You can get rid of two else/if's in there if you allow situations like c = b < a0 < a1 (i.e. if you can relax the definition from "b is not the smallest element and not the greatest element" to "b is not the unique smallest element and not the unique greatest element"). In that case, the whole thing executes only two branches. Oh, and (b >= a1) becomes (b > a1) and (b

 
dummy

May 09, 2005, 12:59 AM

Branches is what's going to kill you in there but any decent compiler will turn that into a branchless thingy, provided you allow for P6 or better codegen (otherwise and explicit expansion like goltrpoat did is the way to go).

feeding...

  1.  
  2. namespace woot {
  3.         template<class T> static T max(const T a, const T b) { return a<b ? b : a; }
  4.         template<class T> static T min(const T a, const T b) { return a<b ? a : b; }
  5.  
  6.         template<class T> struct foo_t {
  7.                 T a0, a1;
  8.                 T bar(const T b, const T c) {
  9.                         return max(min(a0, c), min(max(a1, c), b));
  10.                 }
  11.         };
  12.         template struct foo_t<int>;
  13.         template struct foo_t<float>;
  14. }
  15.  


i get
  1.  
  2. 0000000000433310 <woot::foo_t<int>::bar(int, int)>:
  3.   433310:       mov    0x4(%rdi),%eax
  4.   433313:       mov    (%rdi),%ecx
  5.   433315:       cmp    %edx,%eax
  6.   433317:       cmovl  %edx,%eax
  7.   43331a:       cmp    %eax,%esi
  8.   43331c:       cmovle %esi,%eax
  9.   43331f:       cmp    %ecx,%edx
  10.   433321:       cmovg  %ecx,%edx
  11.   433324:       cmp    %eax,%edx
  12.   433326:       cmovge %edx,%eax
  13.   433329:       retq
  14.  


and... (with SSE, but fcmov* would be used for fpu)
  1.  
  2. 0000000000433330 <woot::foo_t<float>::bar(float, float)>:
  3.   433330:       movss  0x4(%rdi),%xmm2
  4.   433335:       maxss  %xmm1,%xmm2
  5.   433339:       minss  (%rdi),%xmm1
  6.   43333d:       minss  %xmm0,%xmm2
  7.   433341:       movaps %xmm1,%xmm0
  8.   433344:       maxss  %xmm2,%xmm0
  9.   433348:       retq
  10.  

 
Nick

May 09, 2005, 02:59 AM

Thanks goltrpoat! Unfortunately I do need the closest one. I'm using this code for an improved linear approximation, and sorting these values this way is the key to it.

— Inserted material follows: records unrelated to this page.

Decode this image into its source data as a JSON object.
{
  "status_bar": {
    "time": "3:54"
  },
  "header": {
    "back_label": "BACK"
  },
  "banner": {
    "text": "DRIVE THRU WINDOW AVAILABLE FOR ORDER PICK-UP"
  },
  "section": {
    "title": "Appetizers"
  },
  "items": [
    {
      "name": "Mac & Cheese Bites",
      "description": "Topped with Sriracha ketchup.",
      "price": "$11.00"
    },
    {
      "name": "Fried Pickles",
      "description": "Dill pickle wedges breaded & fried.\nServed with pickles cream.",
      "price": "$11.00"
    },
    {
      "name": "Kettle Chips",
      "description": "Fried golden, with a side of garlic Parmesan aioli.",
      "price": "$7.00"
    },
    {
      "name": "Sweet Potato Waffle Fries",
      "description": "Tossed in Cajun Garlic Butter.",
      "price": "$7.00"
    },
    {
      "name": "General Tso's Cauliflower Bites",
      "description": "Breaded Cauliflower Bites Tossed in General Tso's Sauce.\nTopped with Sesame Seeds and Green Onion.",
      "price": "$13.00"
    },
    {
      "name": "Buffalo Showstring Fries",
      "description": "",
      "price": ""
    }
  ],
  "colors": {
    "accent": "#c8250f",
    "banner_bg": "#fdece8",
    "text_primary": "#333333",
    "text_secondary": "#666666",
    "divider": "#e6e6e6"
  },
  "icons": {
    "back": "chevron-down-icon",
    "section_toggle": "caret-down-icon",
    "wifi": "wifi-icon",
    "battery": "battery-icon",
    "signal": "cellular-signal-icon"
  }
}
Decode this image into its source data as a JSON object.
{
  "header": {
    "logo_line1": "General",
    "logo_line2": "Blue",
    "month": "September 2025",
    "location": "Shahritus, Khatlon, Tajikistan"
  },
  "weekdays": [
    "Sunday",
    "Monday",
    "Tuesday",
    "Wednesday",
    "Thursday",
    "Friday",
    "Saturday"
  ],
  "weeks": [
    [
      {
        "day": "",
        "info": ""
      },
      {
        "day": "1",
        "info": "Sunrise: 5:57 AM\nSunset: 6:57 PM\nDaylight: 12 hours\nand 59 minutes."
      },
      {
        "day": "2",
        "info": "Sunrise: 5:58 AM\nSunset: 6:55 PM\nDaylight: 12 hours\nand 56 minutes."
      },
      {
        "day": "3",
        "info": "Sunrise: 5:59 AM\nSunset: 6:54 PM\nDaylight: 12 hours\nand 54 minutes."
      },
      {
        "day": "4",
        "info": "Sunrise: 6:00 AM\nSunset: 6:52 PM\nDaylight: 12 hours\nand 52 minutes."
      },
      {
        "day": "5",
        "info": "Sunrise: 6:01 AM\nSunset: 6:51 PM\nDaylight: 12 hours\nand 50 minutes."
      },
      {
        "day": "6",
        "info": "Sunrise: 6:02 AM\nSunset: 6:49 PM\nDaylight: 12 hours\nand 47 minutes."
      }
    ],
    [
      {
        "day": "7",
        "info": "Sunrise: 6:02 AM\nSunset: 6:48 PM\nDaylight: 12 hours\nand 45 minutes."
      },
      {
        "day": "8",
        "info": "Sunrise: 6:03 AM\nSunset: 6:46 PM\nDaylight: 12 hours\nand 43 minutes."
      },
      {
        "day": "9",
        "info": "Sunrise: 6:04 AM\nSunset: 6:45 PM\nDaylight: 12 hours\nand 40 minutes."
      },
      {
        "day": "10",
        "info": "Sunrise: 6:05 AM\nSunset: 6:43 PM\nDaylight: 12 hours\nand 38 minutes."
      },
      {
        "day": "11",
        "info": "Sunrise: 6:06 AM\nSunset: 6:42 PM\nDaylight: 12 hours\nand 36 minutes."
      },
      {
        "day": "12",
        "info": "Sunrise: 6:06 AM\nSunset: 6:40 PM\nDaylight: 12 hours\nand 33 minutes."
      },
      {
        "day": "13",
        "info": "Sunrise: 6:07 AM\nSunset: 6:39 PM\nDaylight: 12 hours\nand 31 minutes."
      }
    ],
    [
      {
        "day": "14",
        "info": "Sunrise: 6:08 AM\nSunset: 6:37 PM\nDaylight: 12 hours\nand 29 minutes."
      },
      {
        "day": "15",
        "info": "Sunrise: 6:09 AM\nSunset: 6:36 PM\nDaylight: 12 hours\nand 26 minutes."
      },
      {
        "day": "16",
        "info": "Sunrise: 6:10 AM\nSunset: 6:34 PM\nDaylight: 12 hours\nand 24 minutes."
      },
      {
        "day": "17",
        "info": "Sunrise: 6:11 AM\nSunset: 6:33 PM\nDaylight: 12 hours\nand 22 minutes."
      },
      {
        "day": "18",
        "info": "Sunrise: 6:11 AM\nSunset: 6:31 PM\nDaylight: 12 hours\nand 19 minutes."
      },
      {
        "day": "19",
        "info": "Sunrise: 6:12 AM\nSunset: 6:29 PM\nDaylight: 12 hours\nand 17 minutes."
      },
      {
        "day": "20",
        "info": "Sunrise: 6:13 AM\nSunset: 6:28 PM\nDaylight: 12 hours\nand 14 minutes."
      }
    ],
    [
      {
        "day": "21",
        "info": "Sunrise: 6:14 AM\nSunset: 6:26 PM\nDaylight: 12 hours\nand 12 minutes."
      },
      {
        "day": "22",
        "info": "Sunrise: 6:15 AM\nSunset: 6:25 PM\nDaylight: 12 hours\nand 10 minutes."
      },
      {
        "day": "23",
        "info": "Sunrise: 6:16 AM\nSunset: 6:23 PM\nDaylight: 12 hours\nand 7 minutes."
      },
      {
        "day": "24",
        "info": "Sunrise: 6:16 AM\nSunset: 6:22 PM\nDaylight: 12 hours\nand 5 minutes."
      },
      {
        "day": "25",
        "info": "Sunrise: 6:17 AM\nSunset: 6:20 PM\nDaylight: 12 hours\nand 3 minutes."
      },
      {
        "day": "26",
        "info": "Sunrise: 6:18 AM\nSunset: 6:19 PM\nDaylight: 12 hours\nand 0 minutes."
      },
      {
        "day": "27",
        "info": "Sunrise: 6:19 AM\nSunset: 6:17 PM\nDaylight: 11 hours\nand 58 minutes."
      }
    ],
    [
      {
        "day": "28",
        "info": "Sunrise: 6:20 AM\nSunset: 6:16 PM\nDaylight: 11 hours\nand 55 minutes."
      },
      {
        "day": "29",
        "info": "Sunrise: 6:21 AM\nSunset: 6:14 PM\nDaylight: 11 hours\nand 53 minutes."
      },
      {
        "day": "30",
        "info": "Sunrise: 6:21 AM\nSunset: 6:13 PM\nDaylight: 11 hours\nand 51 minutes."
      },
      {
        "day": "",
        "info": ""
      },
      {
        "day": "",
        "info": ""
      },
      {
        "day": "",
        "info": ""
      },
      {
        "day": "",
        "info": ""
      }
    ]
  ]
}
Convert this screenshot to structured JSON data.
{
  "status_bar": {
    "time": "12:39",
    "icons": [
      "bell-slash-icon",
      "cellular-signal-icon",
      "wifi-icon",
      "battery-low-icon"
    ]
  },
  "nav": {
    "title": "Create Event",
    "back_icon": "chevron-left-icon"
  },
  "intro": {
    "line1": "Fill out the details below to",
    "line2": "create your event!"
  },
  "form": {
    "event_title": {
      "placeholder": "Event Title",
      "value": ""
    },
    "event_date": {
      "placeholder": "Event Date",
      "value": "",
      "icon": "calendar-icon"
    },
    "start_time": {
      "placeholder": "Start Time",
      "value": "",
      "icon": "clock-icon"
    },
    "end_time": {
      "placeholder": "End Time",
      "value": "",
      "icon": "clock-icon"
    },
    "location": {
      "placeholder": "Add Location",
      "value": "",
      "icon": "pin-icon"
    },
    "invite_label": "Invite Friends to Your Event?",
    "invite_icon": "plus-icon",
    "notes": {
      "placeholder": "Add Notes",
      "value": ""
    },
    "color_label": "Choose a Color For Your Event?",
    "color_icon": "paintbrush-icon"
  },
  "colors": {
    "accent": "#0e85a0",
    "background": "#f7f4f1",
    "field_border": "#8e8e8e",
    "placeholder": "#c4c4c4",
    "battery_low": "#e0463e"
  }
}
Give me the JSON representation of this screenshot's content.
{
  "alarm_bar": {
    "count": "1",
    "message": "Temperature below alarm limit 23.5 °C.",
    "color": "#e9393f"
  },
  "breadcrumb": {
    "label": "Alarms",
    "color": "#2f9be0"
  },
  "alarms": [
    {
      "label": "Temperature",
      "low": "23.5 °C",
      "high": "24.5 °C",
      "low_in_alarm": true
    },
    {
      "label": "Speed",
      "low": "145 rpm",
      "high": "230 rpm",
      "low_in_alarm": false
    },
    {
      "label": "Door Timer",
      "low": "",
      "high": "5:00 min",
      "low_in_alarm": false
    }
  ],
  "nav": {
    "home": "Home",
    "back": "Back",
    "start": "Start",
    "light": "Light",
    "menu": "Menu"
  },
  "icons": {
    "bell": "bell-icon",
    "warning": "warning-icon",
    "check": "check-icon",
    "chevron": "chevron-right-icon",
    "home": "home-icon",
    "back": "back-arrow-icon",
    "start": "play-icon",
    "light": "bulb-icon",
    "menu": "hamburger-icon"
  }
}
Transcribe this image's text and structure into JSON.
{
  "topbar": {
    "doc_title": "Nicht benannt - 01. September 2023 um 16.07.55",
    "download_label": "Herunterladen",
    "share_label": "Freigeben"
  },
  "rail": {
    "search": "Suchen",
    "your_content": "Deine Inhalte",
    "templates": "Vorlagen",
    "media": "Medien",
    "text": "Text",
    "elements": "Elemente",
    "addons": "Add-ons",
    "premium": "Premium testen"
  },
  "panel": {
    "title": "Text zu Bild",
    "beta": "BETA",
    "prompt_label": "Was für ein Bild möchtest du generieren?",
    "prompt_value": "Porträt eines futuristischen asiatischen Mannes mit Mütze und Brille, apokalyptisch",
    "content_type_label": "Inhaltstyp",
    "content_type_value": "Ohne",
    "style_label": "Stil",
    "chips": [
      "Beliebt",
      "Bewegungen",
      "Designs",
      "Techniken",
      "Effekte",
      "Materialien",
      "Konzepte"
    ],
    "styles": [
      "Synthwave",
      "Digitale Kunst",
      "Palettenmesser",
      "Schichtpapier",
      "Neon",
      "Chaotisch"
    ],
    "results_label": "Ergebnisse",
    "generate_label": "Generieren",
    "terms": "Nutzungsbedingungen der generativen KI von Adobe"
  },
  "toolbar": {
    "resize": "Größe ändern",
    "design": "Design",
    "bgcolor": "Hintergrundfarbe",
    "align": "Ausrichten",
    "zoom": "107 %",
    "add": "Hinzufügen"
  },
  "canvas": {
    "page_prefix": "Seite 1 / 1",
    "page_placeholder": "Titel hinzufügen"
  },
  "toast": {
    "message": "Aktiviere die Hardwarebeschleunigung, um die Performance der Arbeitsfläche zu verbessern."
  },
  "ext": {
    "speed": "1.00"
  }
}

If I write it down with if-else statements like you suggested and then 'convert' that to using min/max I get the code I'm already using. So I guess that proves its optimality...

 
Nick

May 09, 2005, 03:03 AM

This is GCC's output? Impressive! Only the movaps could have been replaced with a movss.

Anyway, clearly the compiler couldn't optimize it further eiher...

 
dummy

May 09, 2005, 04:01 AM

Nick wrote: This is GCC's output? Impressive! Only the movaps could have been replaced with a movss. Anyway, clearly the compiler couldn't optimize it further eiher...


Yes that's with gcc and obviously for x86-64 as posted. But you get the same kind of code for x86 (modulo ABI issues, namely passing stuff via fpu stack).

It takes a bit of work to convince icc to spit something equivalent while msvc2k3 is completly hermetic.